ECLI:NL:HR:2025:1578
Hoge Raad
- Cassatie
- Rechtspraak.nl
Cassatie tegen uitspraak Gerechtshof Arnhem-Leeuwarden inzake rioolheffing
In deze zaak heeft de Hoge Raad op 17 oktober 2025 uitspraak gedaan in een cassatieprocedure tegen een eerdere uitspraak van het Gerechtshof Arnhem-Leeuwarden, gedateerd 9 januari 2024. De zaak betreft de aan belanghebbende opgelegde aanslagen in de rioolheffing voor de maand december 2019 en het jaar 2020. Belanghebbende, vertegenwoordigd door J. Robben, heeft beroep in cassatie ingesteld tegen de uitspraak van het Hof, waarin het hoger beroep van belanghebbende tegen een eerdere uitspraak van de Rechtbank Noord-Nederland werd behandeld.
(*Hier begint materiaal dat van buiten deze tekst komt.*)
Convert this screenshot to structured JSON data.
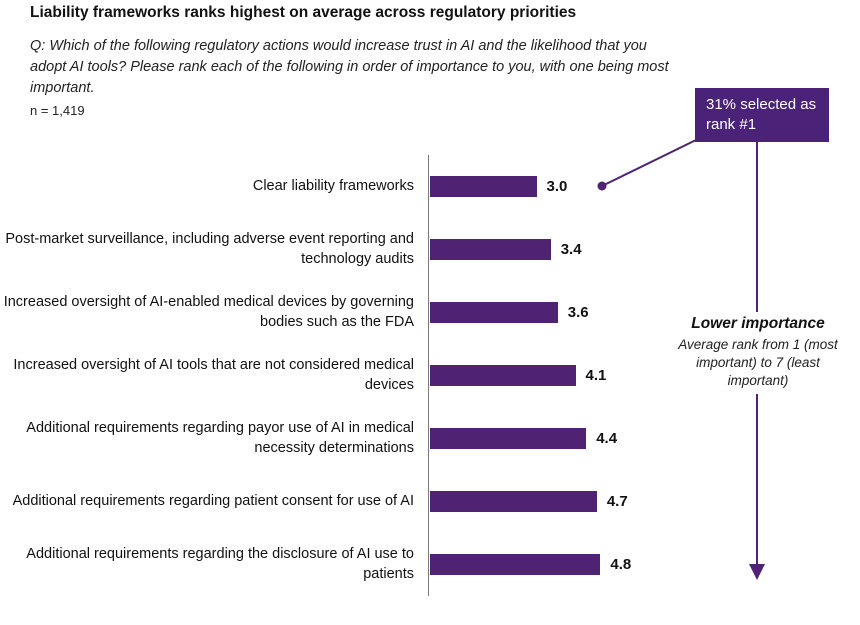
{
  "header": {
    "title": "Liability frameworks ranks highest on average across regulatory priorities",
    "question": "Q: Which of the following regulatory actions would increase trust in AI and the likelihood that you adopt AI tools? Please rank each of the following in order of importance to you, with one being most important.",
    "sample_size": "n = 1,419"
  },
  "callout": {
    "text": "31% selected as rank #1"
  },
  "annotation": {
    "heading": "Lower importance",
    "body": "Average rank from 1 (most important) to 7 (least important)"
  },
  "colors": {
    "bar": "#4F2274",
    "callout_bg": "#4A2277",
    "connector": "#4F2274",
    "axis": "#7a7a7a"
  },
  "chart_data": {
    "type": "bar",
    "orientation": "horizontal",
    "title": "Liability frameworks ranks highest on average across regulatory priorities",
    "categories": [
      "Clear liability frameworks",
      "Post-market surveillance, including adverse event reporting and technology audits",
      "Increased oversight of AI-enabled medical devices by governing bodies such as the FDA",
      "Increased oversight of AI tools that are not considered medical devices",
      "Additional requirements regarding payor use of AI in medical necessity determinations",
      "Additional requirements regarding patient consent for use of AI",
      "Additional requirements regarding the disclosure of AI use to patients"
    ],
    "values": [
      3.0,
      3.4,
      3.6,
      4.1,
      4.4,
      4.7,
      4.8
    ],
    "annotations": [
      "31% selected as rank #1 (points to Clear liability frameworks, value 3.0)"
    ],
    "xlim": [
      0,
      5
    ],
    "xlabel": "Average rank from 1 (most important) to 7 (least important)",
    "grid": false,
    "legend": false
  }
}
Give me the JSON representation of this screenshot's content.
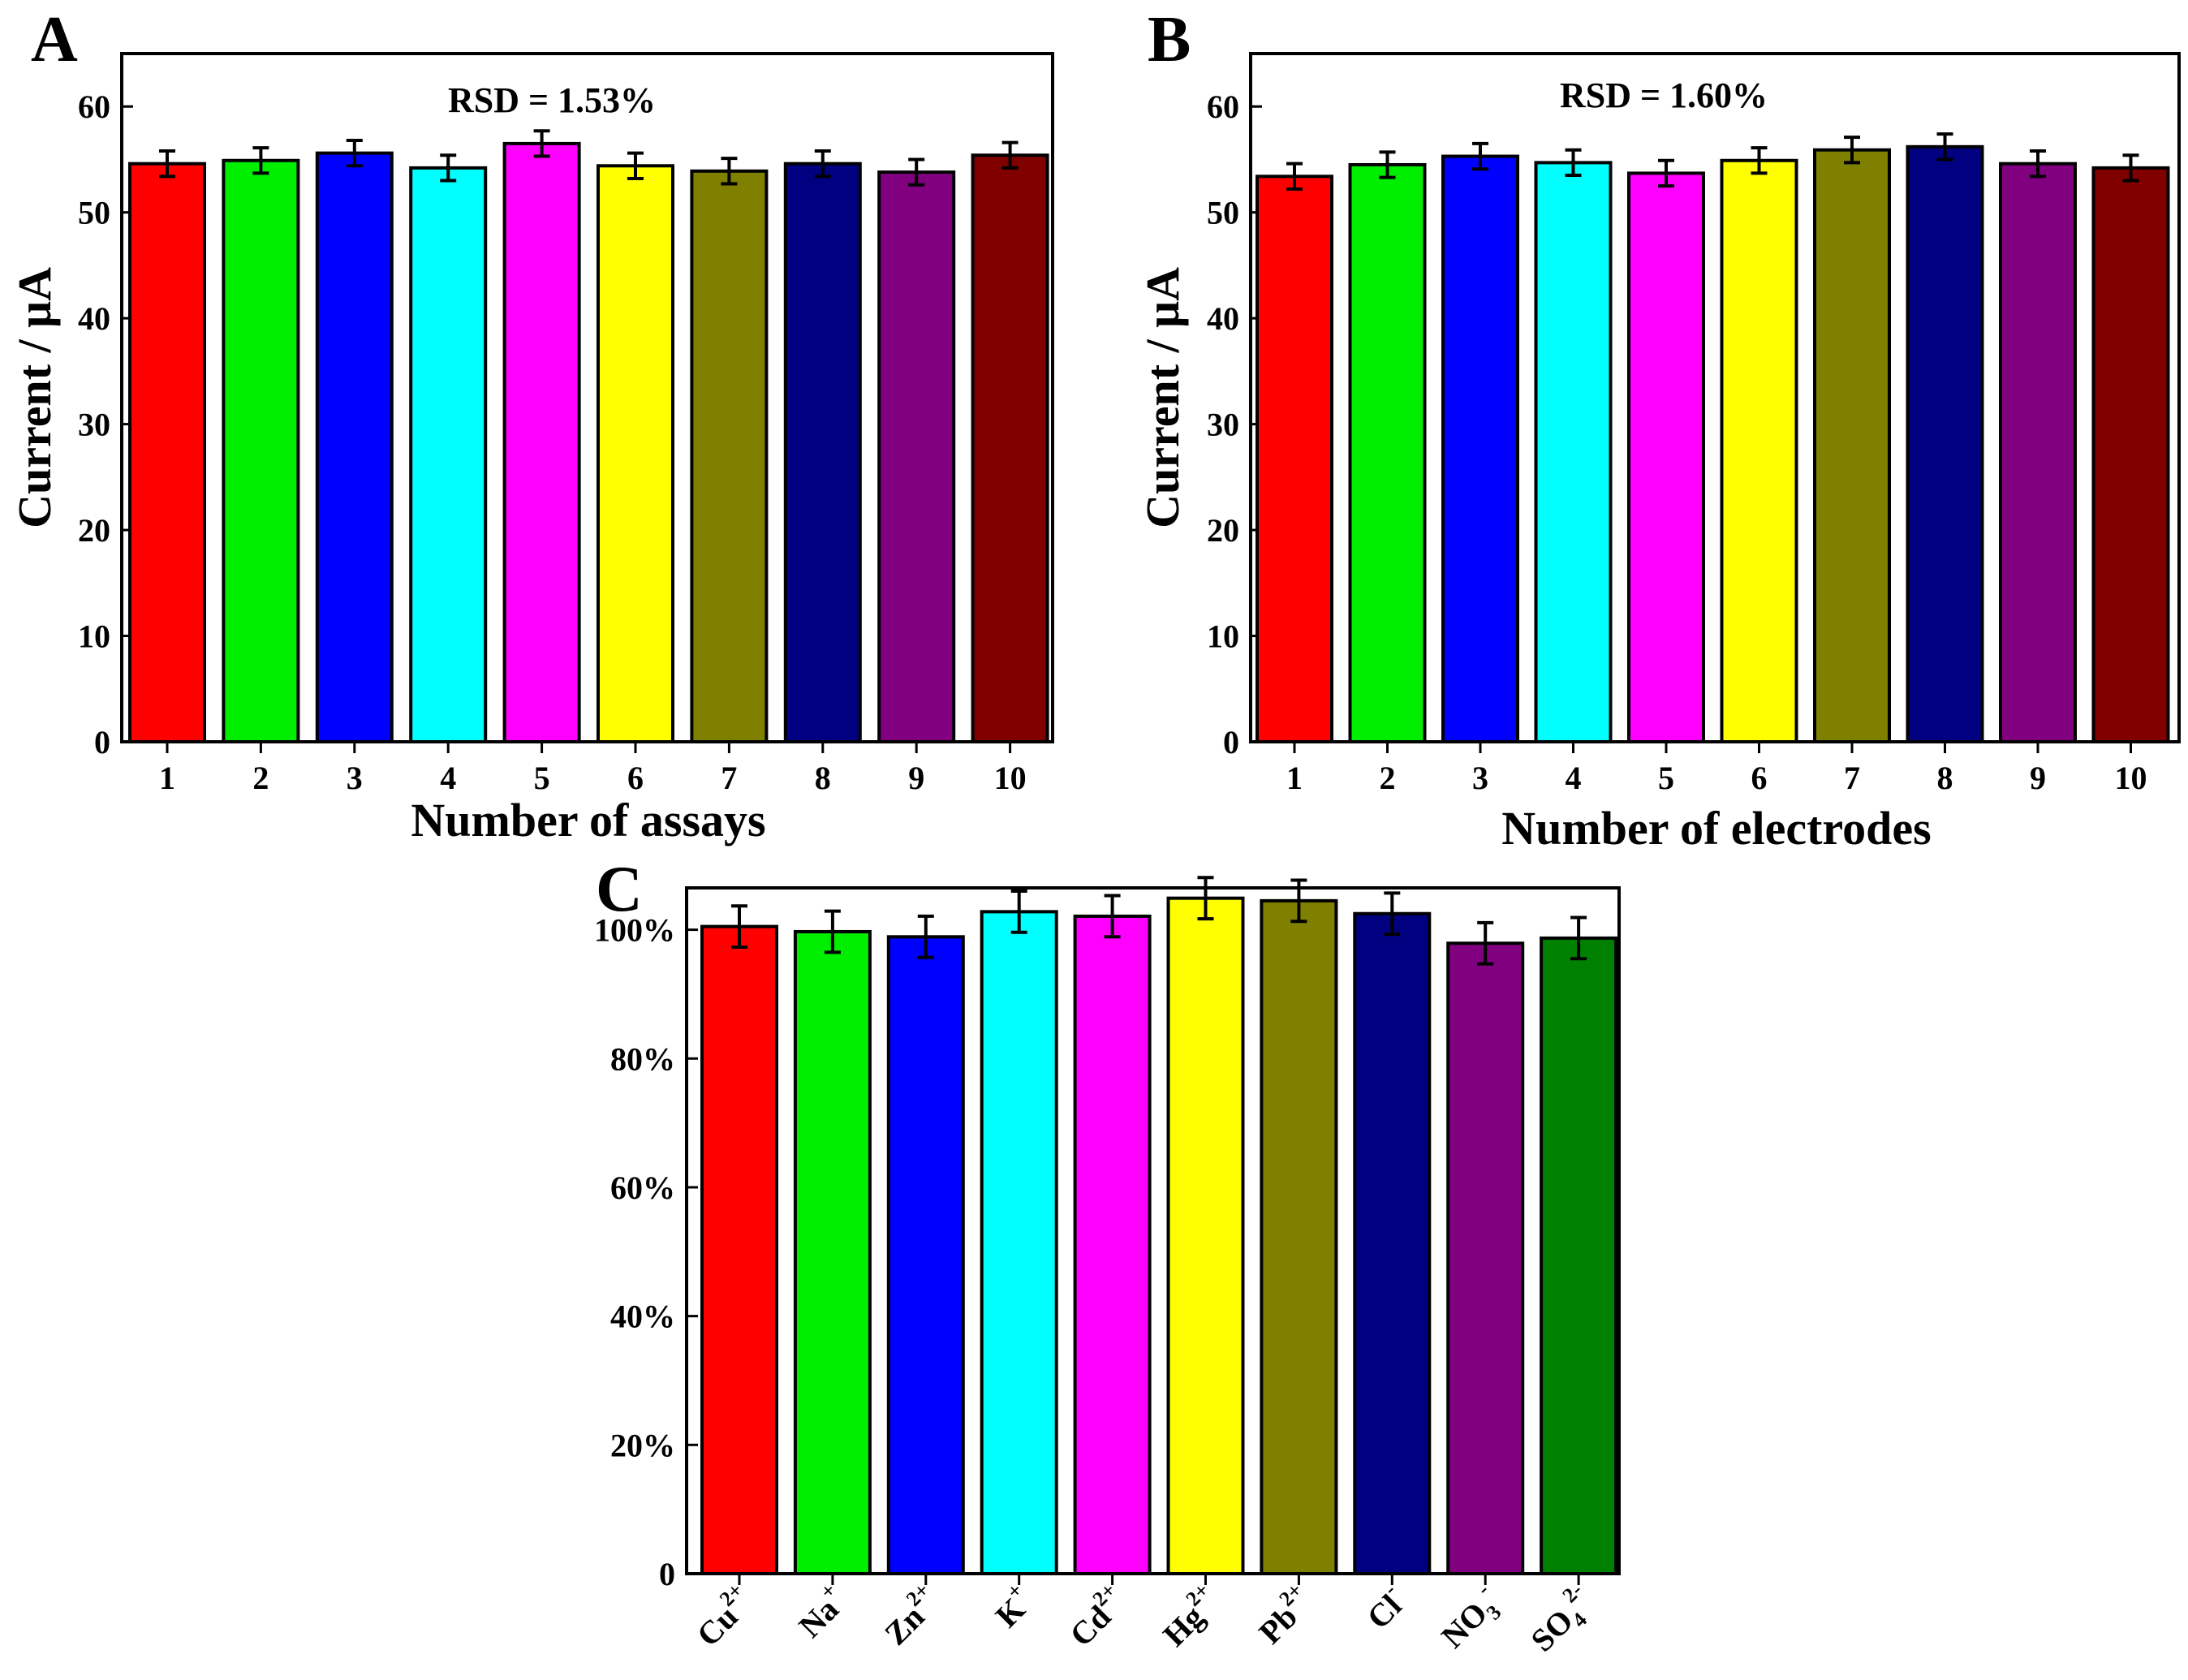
{
  "chart_data": [
    {
      "panel": "A",
      "type": "bar",
      "categories": [
        "1",
        "2",
        "3",
        "4",
        "5",
        "6",
        "7",
        "8",
        "9",
        "10"
      ],
      "values": [
        54.6,
        54.9,
        55.6,
        54.2,
        56.5,
        54.4,
        53.9,
        54.6,
        53.8,
        55.4
      ],
      "errors": [
        1.2,
        1.2,
        1.2,
        1.2,
        1.2,
        1.2,
        1.2,
        1.2,
        1.2,
        1.2
      ],
      "colors": [
        "#ff0000",
        "#00ee00",
        "#0000ff",
        "#00ffff",
        "#ff00ff",
        "#ffff00",
        "#808000",
        "#000080",
        "#800080",
        "#800000"
      ],
      "xlabel": "Number of assays",
      "ylabel": "Current / μA",
      "ylim": [
        0,
        65
      ],
      "yticks": [
        0,
        10,
        20,
        30,
        40,
        50,
        60
      ],
      "ytick_labels": [
        "0",
        "10",
        "20",
        "30",
        "40",
        "50",
        "60"
      ],
      "annotation": "RSD = 1.53%",
      "grid": false
    },
    {
      "panel": "B",
      "type": "bar",
      "categories": [
        "1",
        "2",
        "3",
        "4",
        "5",
        "6",
        "7",
        "8",
        "9",
        "10"
      ],
      "values": [
        53.4,
        54.5,
        55.3,
        54.7,
        53.7,
        54.9,
        55.9,
        56.2,
        54.6,
        54.2
      ],
      "errors": [
        1.2,
        1.2,
        1.2,
        1.2,
        1.2,
        1.2,
        1.2,
        1.2,
        1.2,
        1.2
      ],
      "colors": [
        "#ff0000",
        "#00ee00",
        "#0000ff",
        "#00ffff",
        "#ff00ff",
        "#ffff00",
        "#808000",
        "#000080",
        "#800080",
        "#800000"
      ],
      "xlabel": "Number of electrodes",
      "ylabel": "Current / μA",
      "ylim": [
        0,
        65
      ],
      "yticks": [
        0,
        10,
        20,
        30,
        40,
        50,
        60
      ],
      "ytick_labels": [
        "0",
        "10",
        "20",
        "30",
        "40",
        "50",
        "60"
      ],
      "annotation": "RSD = 1.60%",
      "grid": false
    },
    {
      "panel": "C",
      "type": "bar",
      "categories": [
        "Cu",
        "Na",
        "Zn",
        "K",
        "Cd",
        "Hg",
        "Pb",
        "Cl",
        "NO",
        "SO"
      ],
      "category_superscripts": [
        "2+",
        "+",
        "2+",
        "+",
        "2+",
        "2+",
        "2+",
        "-",
        "-",
        "2-"
      ],
      "category_subscripts": [
        "",
        "",
        "",
        "",
        "",
        "",
        "",
        "",
        "3",
        "4"
      ],
      "values": [
        100.5,
        99.7,
        98.9,
        102.8,
        102.1,
        104.9,
        104.5,
        102.5,
        97.9,
        98.7
      ],
      "errors": [
        3.2,
        3.2,
        3.2,
        3.2,
        3.2,
        3.2,
        3.2,
        3.2,
        3.2,
        3.2
      ],
      "colors": [
        "#ff0000",
        "#00ee00",
        "#0000ff",
        "#00ffff",
        "#ff00ff",
        "#ffff00",
        "#808000",
        "#000080",
        "#800080",
        "#008000"
      ],
      "xlabel": "",
      "ylabel": "",
      "ylim": [
        0,
        106.5
      ],
      "yticks": [
        0,
        20,
        40,
        60,
        80,
        100
      ],
      "ytick_labels": [
        "0",
        "20%",
        "40%",
        "60%",
        "80%",
        "100%"
      ],
      "grid": false
    }
  ]
}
De Rechtbank had in deze eerdere uitspraak de aanslagen in de rioolheffing bevestigd.
De Hoge Raad heeft de klachten van belanghebbende over de uitspraak van het Hof beoordeeld. De Hoge Raad concludeert dat de klachten niet kunnen leiden tot vernietiging van de uitspraak van het Hof. Het is niet nodig om de redenen voor dit oordeel verder te motiveren, aangezien de klachten niet van belang zijn voor de eenheid of ontwikkeling van het recht, zoals vermeld in artikel 81, lid 1, van de Wet op de rechterlijke organisatie.
Daarnaast heeft de Hoge Raad geen aanleiding gezien om een veroordeling in de proceskosten uit te spreken. De Hoge Raad verklaart het beroep in cassatie ongegrond, waarmee de uitspraak van het Gerechtshof in stand blijft.